Since we moved into the Gorgeous Green House we have been in thrall of the regular night time visits of a magnificent Spotted Eagle-Owl. He/she loves to use the screen on the house as a perch to hunt from. Not surprising, as we have their favourite prey (small mammals, birds, insects, frogs, and reptiles) in abundance. A little research led us to learn that, although this owl is not threatened, and has become well adapted to human dominated environments, many still die from human actions. Top of the list are poisons (usually given to rats), cars, and people who fear them or wish to use their body parts in traditional medicine. We were instantly inspired to try and attract our visitor to bring his/her mate and start a family. Although we are fortunate to have a number of large trees in our garden we thought it might increase our odds by setting up a nesting box.
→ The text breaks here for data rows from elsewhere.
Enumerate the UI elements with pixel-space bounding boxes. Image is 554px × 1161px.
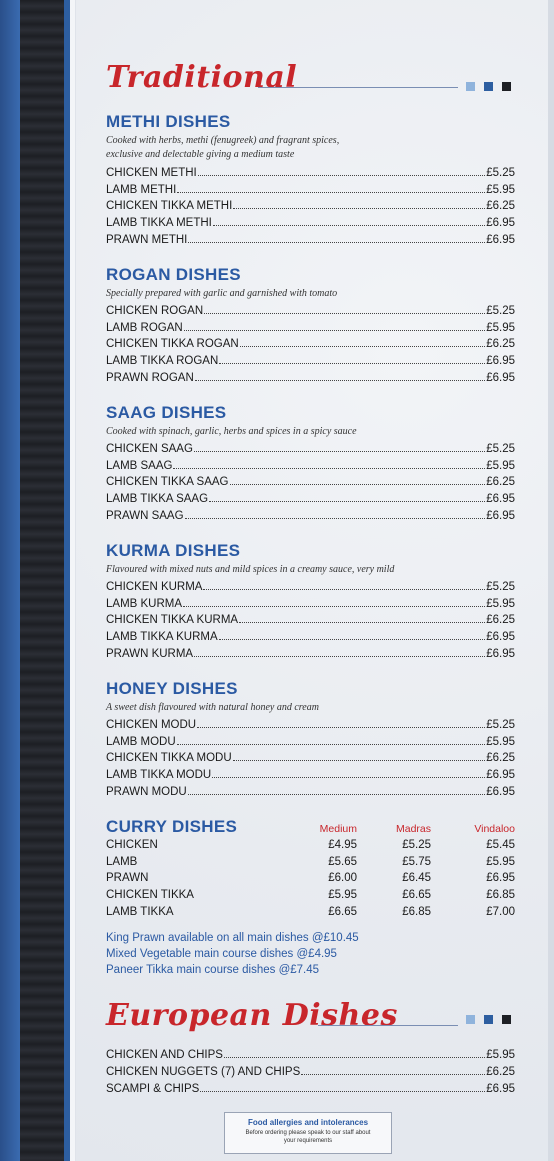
square-dark-icon xyxy=(502,1015,511,1024)
curry-price: £6.95 xyxy=(486,872,515,884)
curry-row-name: CHICKEN xyxy=(106,839,158,851)
section-heading-curry: CURRY DISHES xyxy=(106,817,238,836)
menu-item: LAMB MODU £5.95 xyxy=(106,736,515,748)
curry-price: £6.65 xyxy=(402,889,431,901)
menu-item: LAMB METHI £5.95 xyxy=(106,184,515,196)
curry-price: £6.00 xyxy=(328,872,357,884)
menu-item: CHICKEN TIKKA ROGAN £6.25 xyxy=(106,338,515,350)
menu-item: LAMB TIKKA METHI £6.95 xyxy=(106,217,515,229)
section-heading-saag: SAAG DISHES xyxy=(106,403,227,422)
european-title-rule xyxy=(318,1025,458,1026)
note-paneer-tikka: Paneer Tikka main course dishes @£7.45 xyxy=(106,964,320,976)
square-dark-icon xyxy=(502,82,511,91)
curry-row-name: LAMB xyxy=(106,856,138,868)
menu-item: LAMB ROGAN £5.95 xyxy=(106,322,515,334)
section-heading-kurma: KURMA DISHES xyxy=(106,541,241,560)
column-header-medium: Medium xyxy=(319,823,357,835)
menu-item: PRAWN MODU £6.95 xyxy=(106,786,515,798)
curry-price: £7.00 xyxy=(486,906,515,918)
menu-item: CHICKEN METHI £5.25 xyxy=(106,167,515,179)
curry-row-name: LAMB TIKKA xyxy=(106,906,174,918)
menu-item: LAMB SAAG £5.95 xyxy=(106,460,515,472)
menu-item: PRAWN SAAG £6.95 xyxy=(106,510,515,522)
curry-price: £6.45 xyxy=(402,872,431,884)
menu-item: CHICKEN ROGAN £5.25 xyxy=(106,305,515,317)
menu-item: CHICKEN TIKKA MODU £6.25 xyxy=(106,752,515,764)
section-desc-saag: Cooked with spinach, garlic, herbs and spices in a spicy sauce xyxy=(106,426,357,437)
note-king-prawn: King Prawn available on all main dishes @£10.45 xyxy=(106,932,359,944)
european-title: European Dishes xyxy=(106,998,398,1033)
menu-item: CHICKEN KURMA £5.25 xyxy=(106,581,515,593)
curry-price: £5.95 xyxy=(486,856,515,868)
curry-price: £6.85 xyxy=(486,889,515,901)
curry-row-name: CHICKEN TIKKA xyxy=(106,889,194,901)
section-desc-rogan: Specially prepared with garlic and garnished with tomato xyxy=(106,288,338,299)
menu-item: LAMB TIKKA KURMA £6.95 xyxy=(106,631,515,643)
menu-item: LAMB TIKKA SAAG £6.95 xyxy=(106,493,515,505)
menu-item: CHICKEN TIKKA KURMA £6.25 xyxy=(106,614,515,626)
section-desc-honey: A sweet dish flavoured with natural honey and cream xyxy=(106,702,319,713)
curry-price: £5.75 xyxy=(402,856,431,868)
white-divider-line xyxy=(70,0,75,1161)
section-desc-kurma: Flavoured with mixed nuts and mild spices in a creamy sauce, very mild xyxy=(106,564,395,575)
curry-price: £6.85 xyxy=(402,906,431,918)
allergy-title: Food allergies and intolerances xyxy=(247,1118,369,1127)
menu-item: PRAWN KURMA £6.95 xyxy=(106,648,515,660)
menu-item: CHICKEN MODU £5.25 xyxy=(106,719,515,731)
curry-price: £5.95 xyxy=(328,889,357,901)
note-mixed-vegetable: Mixed Vegetable main course dishes @£4.95 xyxy=(106,948,337,960)
curry-price: £4.95 xyxy=(328,839,357,851)
right-edge xyxy=(548,0,554,1161)
curry-price: £6.65 xyxy=(328,906,357,918)
allergy-notice xyxy=(224,1112,392,1154)
curry-price: £5.25 xyxy=(402,839,431,851)
curry-price: £5.45 xyxy=(486,839,515,851)
allergy-text: Before ordering please speak to our staff about your requirements xyxy=(245,1130,371,1144)
menu-item: CHICKEN NUGGETS (7) AND CHIPS £6.25 xyxy=(106,1066,515,1078)
square-light-icon xyxy=(466,82,475,91)
section-desc-methi: Cooked with herbs, methi (fenugreek) and fragrant spices, exclusive and delectable giving a medium taste xyxy=(106,135,340,160)
menu-item: LAMB KURMA £5.95 xyxy=(106,598,515,610)
column-header-madras: Madras xyxy=(395,823,431,835)
square-light-icon xyxy=(466,1015,475,1024)
column-header-vindaloo: Vindaloo xyxy=(474,823,515,835)
menu-item: CHICKEN SAAG £5.25 xyxy=(106,443,515,455)
menu-item: CHICKEN AND CHIPS £5.95 xyxy=(106,1049,515,1061)
menu-item: LAMB TIKKA ROGAN £6.95 xyxy=(106,355,515,367)
section-heading-rogan: ROGAN DISHES xyxy=(106,265,241,284)
menu-item: PRAWN METHI £6.95 xyxy=(106,234,515,246)
curry-price: £5.65 xyxy=(328,856,357,868)
traditional-title: Traditional xyxy=(106,60,298,95)
section-heading-honey: HONEY DISHES xyxy=(106,679,238,698)
traditional-title-rule xyxy=(258,87,458,88)
curry-row-name: PRAWN xyxy=(106,872,149,884)
menu-item: CHICKEN TIKKA METHI £6.25 xyxy=(106,200,515,212)
square-mid-icon xyxy=(484,82,493,91)
section-heading-methi: METHI DISHES xyxy=(106,112,231,131)
left-border-pattern xyxy=(0,0,20,1161)
menu-item: PRAWN ROGAN £6.95 xyxy=(106,372,515,384)
square-mid-icon xyxy=(484,1015,493,1024)
dark-stripe-pattern xyxy=(20,0,64,1161)
menu-item: SCAMPI & CHIPS £6.95 xyxy=(106,1083,515,1095)
menu-item: CHICKEN TIKKA SAAG £6.25 xyxy=(106,476,515,488)
menu-item: LAMB TIKKA MODU £6.95 xyxy=(106,769,515,781)
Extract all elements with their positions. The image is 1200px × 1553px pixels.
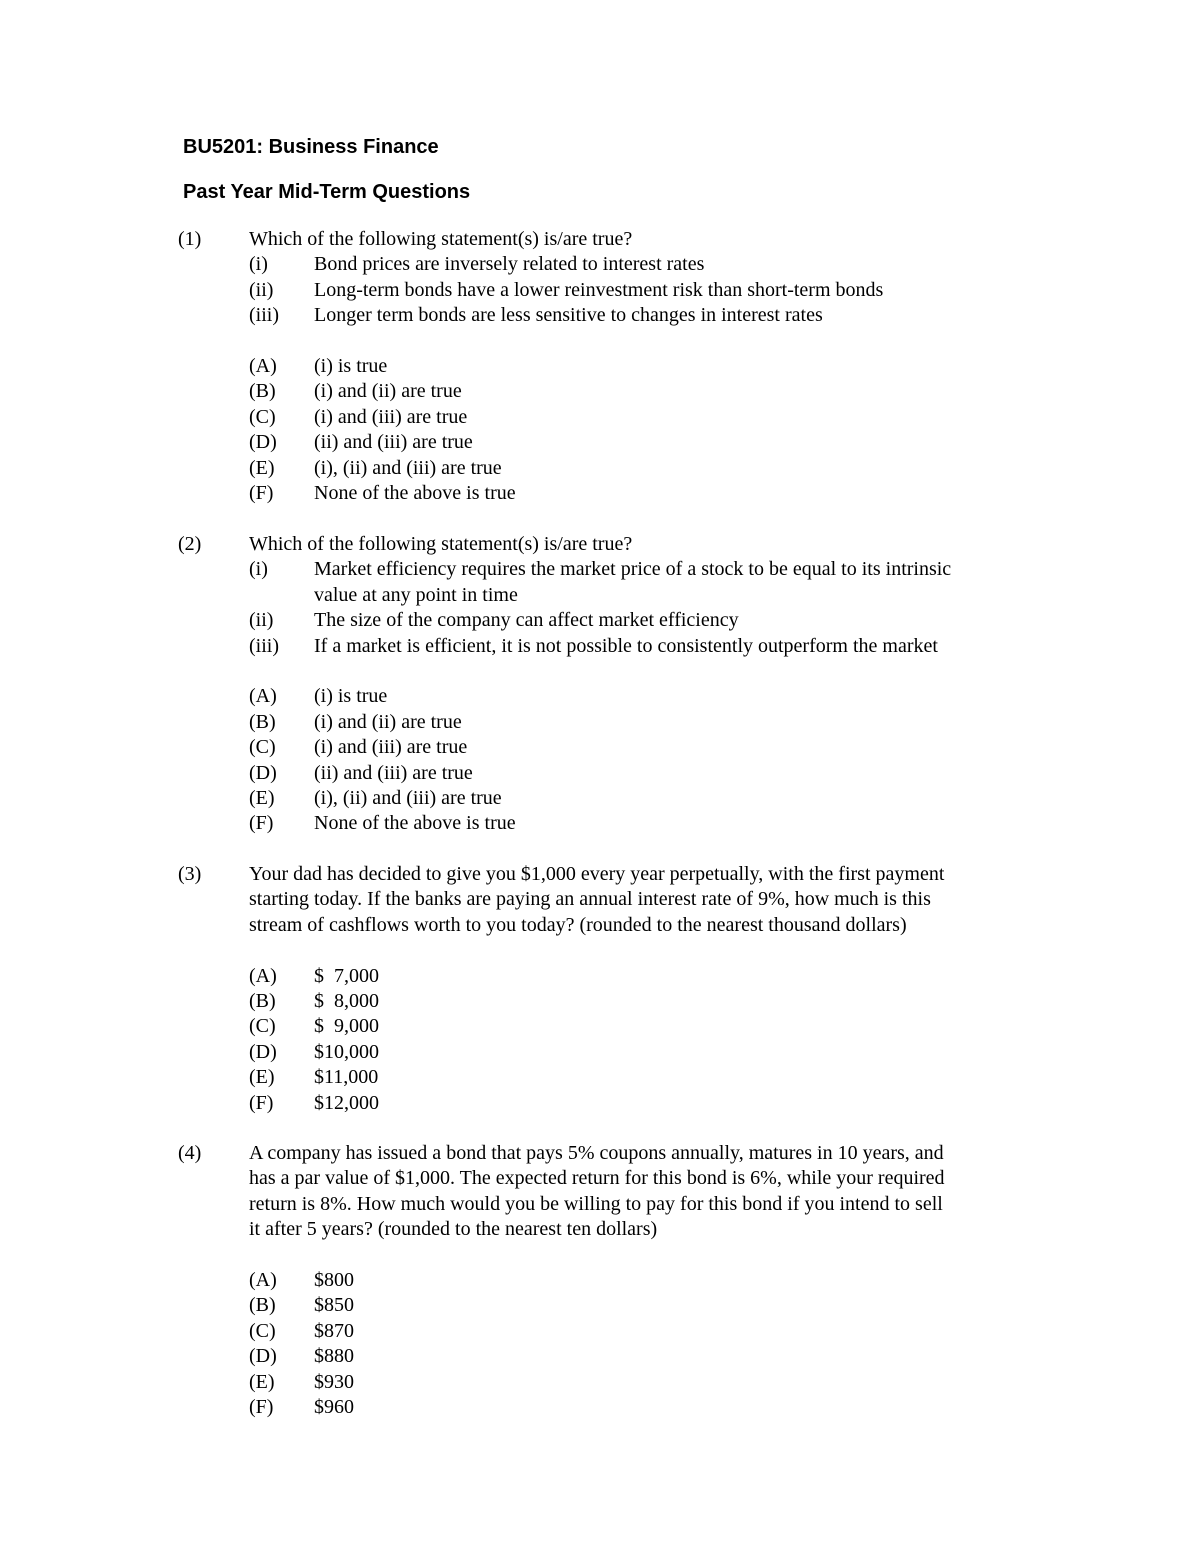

That was over a year ago and there has been no interest at all! Several wildlife experts have suggested that although the design is correct the position on the roof garden may be too exposed. We had been so concerned about monkeys terrorizing the chicks (they are very destructive to other bird species in the garden) that we thought putting the box on top of a greased pole would be the business! Apparently are fears are unfounded as most creatures that try to take an owl chick run the risk of being killed or injured by the highly protective parents.
Greg has been mulling over what to do with the left over bits of bamboo from the kitchen and decided to build nesting box no.2 and for it to be placed in a more sheltered position.
He has recently finished constructing the new work bench from the old doors in the house and has been itching for a project to break it in.
There are lots of plans on the internet we found ours here. The result is quite spectacular! Fingers crossed that we’ve got the location right this time (side of the house but still good visibility) and perhaps this posh version will attract a couple looking for a more high-end abode. Just in time, October is the last month for breeding!
This project took Greg less than 3 hours and we hope that you may feel inspired to make your own nesting boxes. Alternatively if you are not DIY inclined check out your local resources, many cities/town have organisations that advice on owls that fly in your area and supply and assist people to get set up.